Wenn Drachen (oder einfache Menschen) träumen...
Wenn Du Gemeinschaft und ehrlichen Austausch schätzt, komm uns gerne besuchen. Du findest uns jeden Dienstagmorgen in unserem Zoom-Wohnzimmer:
https://www.xing.com/communities/groups/lean-coffee-frankfurt-am-main-7bac-1139176/about
https://www.xing.com/communities/groups/lean-coffee-karlsruhe-7bac-1139173/about
Die Moderation eröffnet den Dialog (O-Ton:) „in kleiner schnuckeliger Runde“ mit einem Thema in eigener Sache, es geht um die Nutzung von bestimmten von uns versendeten Informationen. Kaum gesagt, füllen sich die Ränge auch schon langsam, bis unsere Teilnehmer:innenzahl zweistellig ist.
Aus dem Maschinenraum wird die Scrumlr-Uhr für die Themensammlung gestartet, dann erst richtig aufs Board geguckt, wo schon die ersten Karten liegen. Scherzhafter Kommentar: „Ah, da ham schon welche angefangen - immer diese Streber…“ (Lachen in der Runde)
Ein Teilnehmer wird gesondert begrüßt, da er erstmals bei
unserem letzten Spezialtermin „Bronzestandard für Teams in sich agil
entwickelnden Organisationen“ gesichtet wurde. Er begrüßt wiederum noch einen
Silberrücken unseres Lean Coffees und berichtet, dass er und der X (jener
Silberrücken :-)) häufig in gleichen interessanten Veranstaltungen sind, er sei
X gefolgt. Prompte Empfehlung aus dem Maschinenraum: „Ja, dem X immer dienstagsmorgens
folgen.“ (wieder Lachen)
Verbesserungswürdig bei Euch selbst? (Verlängerung)
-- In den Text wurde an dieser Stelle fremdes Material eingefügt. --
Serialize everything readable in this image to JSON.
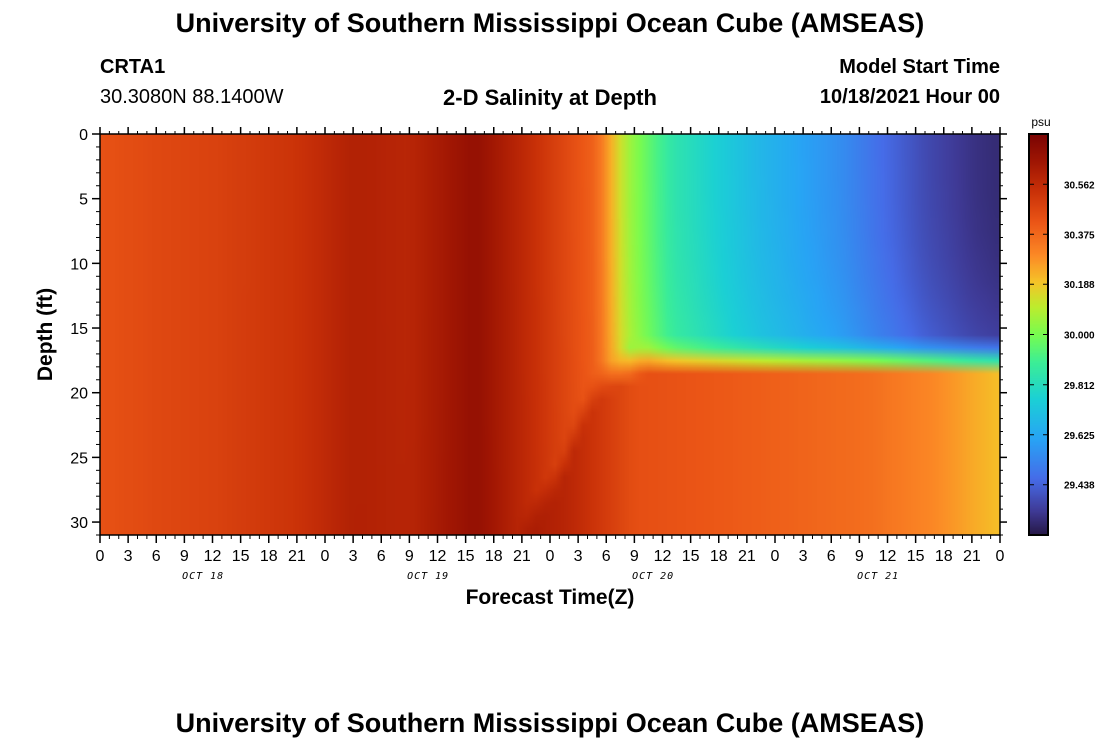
{
  "header": {
    "title": "University of Southern Mississippi Ocean Cube (AMSEAS)",
    "station": "CRTA1",
    "coords": "30.3080N  88.1400W",
    "plot_title": "2-D Salinity at Depth",
    "model_start_label": "Model Start Time",
    "model_start_value": "10/18/2021 Hour 00"
  },
  "footer": {
    "title": "University of Southern Mississippi Ocean Cube (AMSEAS)"
  },
  "chart_data": {
    "type": "heatmap",
    "title": "2-D Salinity at Depth",
    "xlabel": "Forecast Time(Z)",
    "ylabel": "Depth (ft)",
    "x_range_hours": [
      0,
      96
    ],
    "x_tick_step_hours": 3,
    "x_tick_labels": [
      "0",
      "3",
      "6",
      "9",
      "12",
      "15",
      "18",
      "21",
      "0",
      "3",
      "6",
      "9",
      "12",
      "15",
      "18",
      "21",
      "0",
      "3",
      "6",
      "9",
      "12",
      "15",
      "18",
      "21",
      "0",
      "3",
      "6",
      "9",
      "12",
      "15",
      "18",
      "21",
      "0"
    ],
    "date_labels": [
      {
        "label": "OCT 18",
        "hour": 11
      },
      {
        "label": "OCT 19",
        "hour": 35
      },
      {
        "label": "OCT 20",
        "hour": 59
      },
      {
        "label": "OCT 21",
        "hour": 83
      }
    ],
    "y_range_ft": [
      0,
      31
    ],
    "y_ticks": [
      "0",
      "5",
      "10",
      "15",
      "20",
      "25",
      "30"
    ],
    "colorbar": {
      "unit": "psu",
      "range": [
        29.25,
        30.75
      ],
      "tick_labels": [
        "30.562",
        "30.375",
        "30.188",
        "30.000",
        "29.812",
        "29.625",
        "29.438"
      ]
    },
    "field_description": {
      "surface_time_profile_psu": [
        [
          0,
          30.43
        ],
        [
          6,
          30.46
        ],
        [
          12,
          30.48
        ],
        [
          21,
          30.53
        ],
        [
          27,
          30.6
        ],
        [
          33,
          30.58
        ],
        [
          40,
          30.68
        ],
        [
          46,
          30.55
        ],
        [
          53,
          30.38
        ],
        [
          56,
          30.08
        ],
        [
          58,
          29.98
        ],
        [
          61,
          29.85
        ],
        [
          70,
          29.68
        ],
        [
          79,
          29.55
        ],
        [
          83,
          29.47
        ],
        [
          88,
          29.38
        ],
        [
          93,
          29.32
        ],
        [
          96,
          29.3
        ]
      ],
      "mixed_layer_depth_ft": [
        [
          0,
          31
        ],
        [
          44,
          31
        ],
        [
          46,
          28
        ],
        [
          49,
          25
        ],
        [
          51,
          21
        ],
        [
          53,
          18
        ],
        [
          55,
          17
        ],
        [
          58,
          16
        ],
        [
          96,
          16
        ]
      ],
      "bottom_time_profile_psu": [
        [
          0,
          30.43
        ],
        [
          21,
          30.53
        ],
        [
          27,
          30.6
        ],
        [
          40,
          30.68
        ],
        [
          50,
          30.58
        ],
        [
          57,
          30.44
        ],
        [
          70,
          30.4
        ],
        [
          82,
          30.36
        ],
        [
          89,
          30.3
        ],
        [
          96,
          30.2
        ]
      ]
    }
  },
  "colors": {
    "background": "#ffffff",
    "axis": "#000000"
  }
}
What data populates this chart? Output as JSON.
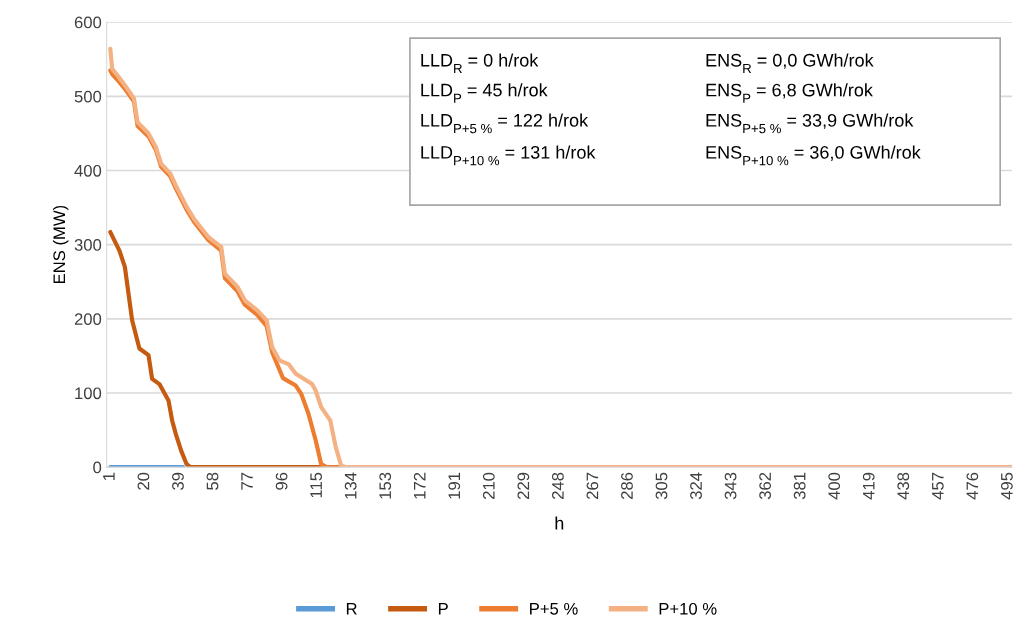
{
  "chart_data": {
    "type": "line",
    "xlabel": "h",
    "ylabel": "ENS (MW)",
    "xlim": [
      -1,
      497
    ],
    "xticks": [
      1,
      20,
      39,
      58,
      77,
      96,
      115,
      134,
      153,
      172,
      191,
      210,
      229,
      248,
      267,
      286,
      305,
      324,
      343,
      362,
      381,
      400,
      419,
      438,
      457,
      476,
      495
    ],
    "ylim": [
      0,
      600
    ],
    "yticks": [
      0,
      100,
      200,
      300,
      400,
      500,
      600
    ],
    "grid": "y",
    "legend": "bottom",
    "marker": "none",
    "line_style": "solid",
    "series": [
      {
        "name": "R",
        "color": "#5b9bd5",
        "x": [
          1,
          41
        ],
        "values": [
          0,
          0
        ]
      },
      {
        "name": "P",
        "color": "#c55a11",
        "x": [
          1,
          6,
          9,
          13,
          17,
          22,
          24,
          28,
          33,
          35,
          37,
          40,
          43,
          45,
          117
        ],
        "values": [
          317,
          292,
          270,
          198,
          160,
          151,
          119,
          112,
          90,
          63,
          45,
          22,
          4,
          0,
          0
        ]
      },
      {
        "name": "P+5 %",
        "color": "#ed7d31",
        "x": [
          1,
          2,
          5,
          9,
          14,
          16,
          22,
          26,
          29,
          34,
          37,
          43,
          47,
          55,
          62,
          64,
          71,
          75,
          82,
          87,
          90,
          96,
          103,
          106,
          110,
          114,
          117,
          120,
          128
        ],
        "values": [
          535,
          530,
          522,
          510,
          493,
          460,
          446,
          428,
          405,
          392,
          376,
          347,
          331,
          306,
          292,
          255,
          237,
          219,
          205,
          190,
          155,
          120,
          110,
          99,
          72,
          36,
          4,
          0,
          0
        ]
      },
      {
        "name": "P+10 %",
        "color": "#f4b183",
        "x": [
          1,
          2,
          5,
          9,
          14,
          16,
          22,
          26,
          29,
          34,
          37,
          43,
          47,
          55,
          62,
          64,
          71,
          75,
          82,
          87,
          90,
          94,
          99,
          103,
          112,
          114,
          117,
          122,
          125,
          128,
          131,
          497
        ],
        "values": [
          564,
          537,
          528,
          515,
          497,
          465,
          450,
          432,
          409,
          396,
          380,
          351,
          335,
          310,
          297,
          261,
          243,
          225,
          211,
          198,
          162,
          144,
          139,
          126,
          112,
          103,
          81,
          63,
          27,
          2,
          0,
          0
        ]
      }
    ],
    "annotations": [
      "LLD$_{R}$ = 0 h/rok",
      "LLD$_{P}$ = 45 h/rok",
      "LLD$_{P+5 %}$ = 122 h/rok",
      "LLD$_{P+10 %}$ = 131 h/rok",
      "ENS$_{R}$ = 0,0 GWh/rok",
      "ENS$_{P}$ = 6,8 GWh/rok",
      "ENS$_{P+5 %}$ = 33,9 GWh/rok",
      "ENS$_{P+10 %}$ = 36,0 GWh/rok"
    ]
  }
}
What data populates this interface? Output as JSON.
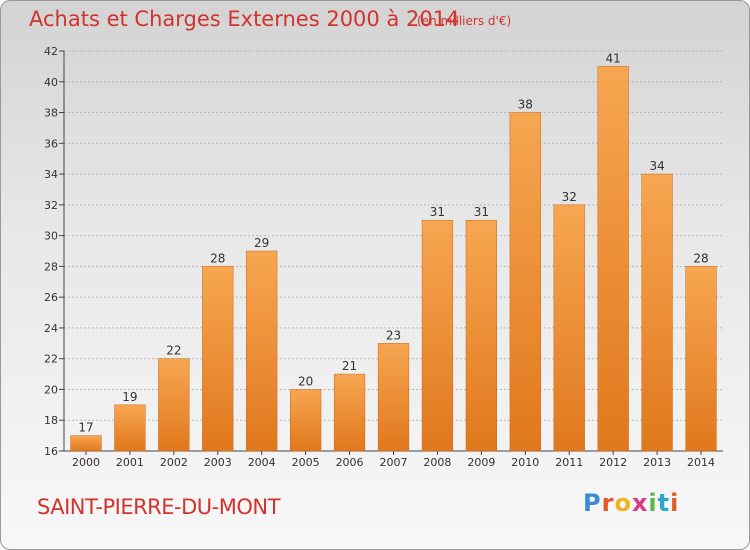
{
  "header": {
    "title": "Achats et Charges Externes 2000 à 2014",
    "subtitle": "(en milliers d'€)"
  },
  "footer": {
    "commune": "SAINT-PIERRE-DU-MONT",
    "logo": "Proxiti"
  },
  "colors": {
    "title": "#d2332d",
    "bar_light": "#f7a651",
    "bar_dark": "#e0781d"
  },
  "chart_data": {
    "type": "bar",
    "title": "Achats et Charges Externes 2000 à 2014",
    "subtitle": "(en milliers d'€)",
    "categories": [
      "2000",
      "2001",
      "2002",
      "2003",
      "2004",
      "2005",
      "2006",
      "2007",
      "2008",
      "2009",
      "2010",
      "2011",
      "2012",
      "2013",
      "2014"
    ],
    "values": [
      17,
      19,
      22,
      28,
      29,
      20,
      21,
      23,
      31,
      31,
      38,
      32,
      41,
      34,
      28
    ],
    "ylim": [
      16,
      42
    ],
    "yticks": [
      16,
      18,
      20,
      22,
      24,
      26,
      28,
      30,
      32,
      34,
      36,
      38,
      40,
      42
    ],
    "grid": true,
    "data_labels": true
  }
}
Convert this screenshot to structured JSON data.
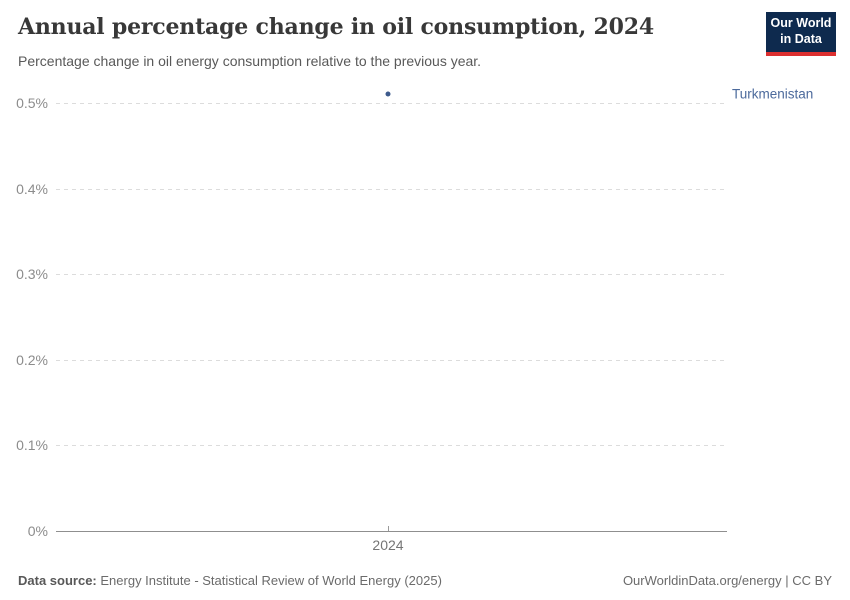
{
  "logo": {
    "line1": "Our World",
    "line2": "in Data",
    "bg_color": "#0e2a4e",
    "stripe_color": "#dc2f2f"
  },
  "chart_data": {
    "type": "scatter",
    "title": "Annual percentage change in oil consumption, 2024",
    "subtitle": "Percentage change in oil energy consumption relative to the previous year.",
    "x": [
      2024
    ],
    "xtick_labels": [
      "2024"
    ],
    "series": [
      {
        "name": "Turkmenistan",
        "values": [
          0.51
        ],
        "point_color": "#3d5a8c",
        "label_color": "#4c6a9c"
      }
    ],
    "xlabel": "",
    "ylabel": "",
    "ylim": [
      0,
      0.5
    ],
    "yticks": [
      0,
      0.1,
      0.2,
      0.3,
      0.4,
      0.5
    ],
    "ytick_suffix": "%",
    "grid": "horizontal-dashed",
    "legend_position": "right-of-point"
  },
  "colors": {
    "title": "#383838",
    "subtitle": "#595959",
    "tick_label": "#8c8c8c",
    "gridline": "#dcdcdc",
    "axis": "#8f8f8f"
  },
  "footer": {
    "datasource_label": "Data source:",
    "datasource": "Energy Institute - Statistical Review of World Energy (2025)",
    "credit": "OurWorldinData.org/energy | CC BY"
  }
}
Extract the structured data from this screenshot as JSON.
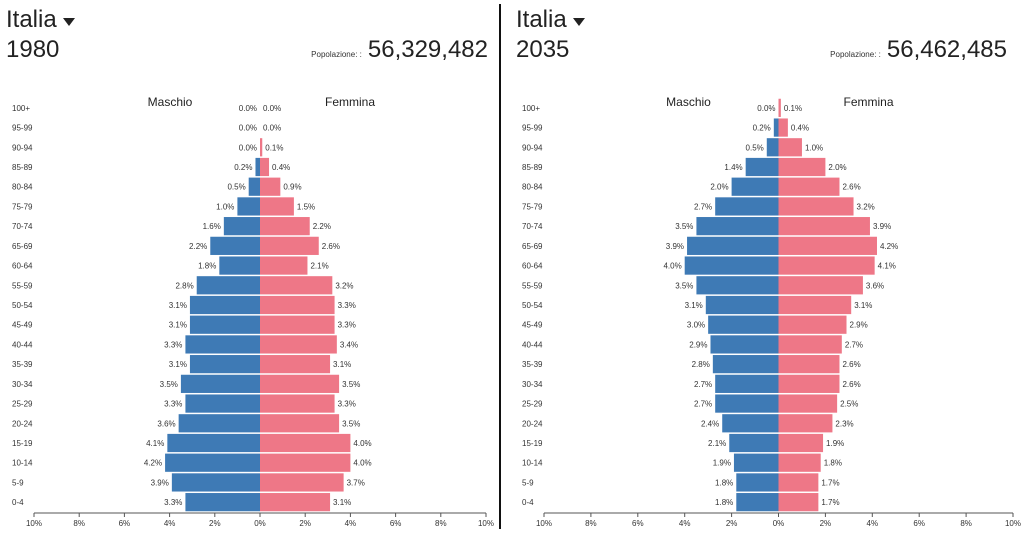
{
  "chart_data": [
    {
      "type": "bar",
      "country": "Italia",
      "year": "1980",
      "population_label": "Popolazione: :",
      "population_value": "56,329,482",
      "male_label": "Maschio",
      "female_label": "Femmina",
      "categories": [
        "100+",
        "95-99",
        "90-94",
        "85-89",
        "80-84",
        "75-79",
        "70-74",
        "65-69",
        "60-64",
        "55-59",
        "50-54",
        "45-49",
        "40-44",
        "35-39",
        "30-34",
        "25-29",
        "20-24",
        "15-19",
        "10-14",
        "5-9",
        "0-4"
      ],
      "series": [
        {
          "name": "Maschio",
          "values": [
            0.0,
            0.0,
            0.0,
            0.2,
            0.5,
            1.0,
            1.6,
            2.2,
            1.8,
            2.8,
            3.1,
            3.1,
            3.3,
            3.1,
            3.5,
            3.3,
            3.6,
            4.1,
            4.2,
            3.9,
            3.3
          ],
          "labels": [
            "0.0%",
            "0.0%",
            "0.0%",
            "0.2%",
            "0.5%",
            "1.0%",
            "1.6%",
            "2.2%",
            "1.8%",
            "2.8%",
            "3.1%",
            "3.1%",
            "3.3%",
            "3.1%",
            "3.5%",
            "3.3%",
            "3.6%",
            "4.1%",
            "4.2%",
            "3.9%",
            "3.3%"
          ]
        },
        {
          "name": "Femmina",
          "values": [
            0.0,
            0.0,
            0.1,
            0.4,
            0.9,
            1.5,
            2.2,
            2.6,
            2.1,
            3.2,
            3.3,
            3.3,
            3.4,
            3.1,
            3.5,
            3.3,
            3.5,
            4.0,
            4.0,
            3.7,
            3.1
          ],
          "labels": [
            "0.0%",
            "0.0%",
            "0.1%",
            "0.4%",
            "0.9%",
            "1.5%",
            "2.2%",
            "2.6%",
            "2.1%",
            "3.2%",
            "3.3%",
            "3.3%",
            "3.4%",
            "3.1%",
            "3.5%",
            "3.3%",
            "3.5%",
            "4.0%",
            "4.0%",
            "3.7%",
            "3.1%"
          ]
        }
      ],
      "xlim": [
        -10,
        10
      ],
      "xticks": [
        "10%",
        "8%",
        "6%",
        "4%",
        "2%",
        "0%",
        "2%",
        "4%",
        "6%",
        "8%",
        "10%"
      ],
      "colors": {
        "male": "#3e7ab5",
        "female": "#ee7787"
      }
    },
    {
      "type": "bar",
      "country": "Italia",
      "year": "2035",
      "population_label": "Popolazione: :",
      "population_value": "56,462,485",
      "male_label": "Maschio",
      "female_label": "Femmina",
      "categories": [
        "100+",
        "95-99",
        "90-94",
        "85-89",
        "80-84",
        "75-79",
        "70-74",
        "65-69",
        "60-64",
        "55-59",
        "50-54",
        "45-49",
        "40-44",
        "35-39",
        "30-34",
        "25-29",
        "20-24",
        "15-19",
        "10-14",
        "5-9",
        "0-4"
      ],
      "series": [
        {
          "name": "Maschio",
          "values": [
            0.0,
            0.2,
            0.5,
            1.4,
            2.0,
            2.7,
            3.5,
            3.9,
            4.0,
            3.5,
            3.1,
            3.0,
            2.9,
            2.8,
            2.7,
            2.7,
            2.4,
            2.1,
            1.9,
            1.8,
            1.8
          ],
          "labels": [
            "0.0%",
            "0.2%",
            "0.5%",
            "1.4%",
            "2.0%",
            "2.7%",
            "3.5%",
            "3.9%",
            "4.0%",
            "3.5%",
            "3.1%",
            "3.0%",
            "2.9%",
            "2.8%",
            "2.7%",
            "2.7%",
            "2.4%",
            "2.1%",
            "1.9%",
            "1.8%",
            "1.8%"
          ]
        },
        {
          "name": "Femmina",
          "values": [
            0.1,
            0.4,
            1.0,
            2.0,
            2.6,
            3.2,
            3.9,
            4.2,
            4.1,
            3.6,
            3.1,
            2.9,
            2.7,
            2.6,
            2.6,
            2.5,
            2.3,
            1.9,
            1.8,
            1.7,
            1.7
          ],
          "labels": [
            "0.1%",
            "0.4%",
            "1.0%",
            "2.0%",
            "2.6%",
            "3.2%",
            "3.9%",
            "4.2%",
            "4.1%",
            "3.6%",
            "3.1%",
            "2.9%",
            "2.7%",
            "2.6%",
            "2.6%",
            "2.5%",
            "2.3%",
            "1.9%",
            "1.8%",
            "1.7%",
            "1.7%"
          ]
        }
      ],
      "xlim": [
        -10,
        10
      ],
      "xticks": [
        "10%",
        "8%",
        "6%",
        "4%",
        "2%",
        "0%",
        "2%",
        "4%",
        "6%",
        "8%",
        "10%"
      ],
      "colors": {
        "male": "#3e7ab5",
        "female": "#ee7787"
      }
    }
  ]
}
Der erste Teilnehmer outet sich ohne sichtliche Überwindung. Er sei in Sachen soft skills gut, jedoch die eigenen Regeln im Team behaupten, alle Zuwiderhandelnden "geißeln" (wir halten uns nicht dran), das kann er nicht. Er frage sich auch selbst, wieso er das nicht gut könne. Zu dieser Selbsteinschätzung antwortet eine Teilnehmerin, das sei seine Eigenwahrnehmung, und etwas fühle sich nicht als Stärke an, könnte aber eine sein. Sie selbst wiederum stört an sich selbst ein sog. Imposter-Syndrom (haben das nicht alle Guten, diese Zweifel? So wird es zumindest irgendwo in der Bibel über die guten Gläubigen geschrieben…), ihr würde eine Reflexion von außen helfen (oder zwei oder drei).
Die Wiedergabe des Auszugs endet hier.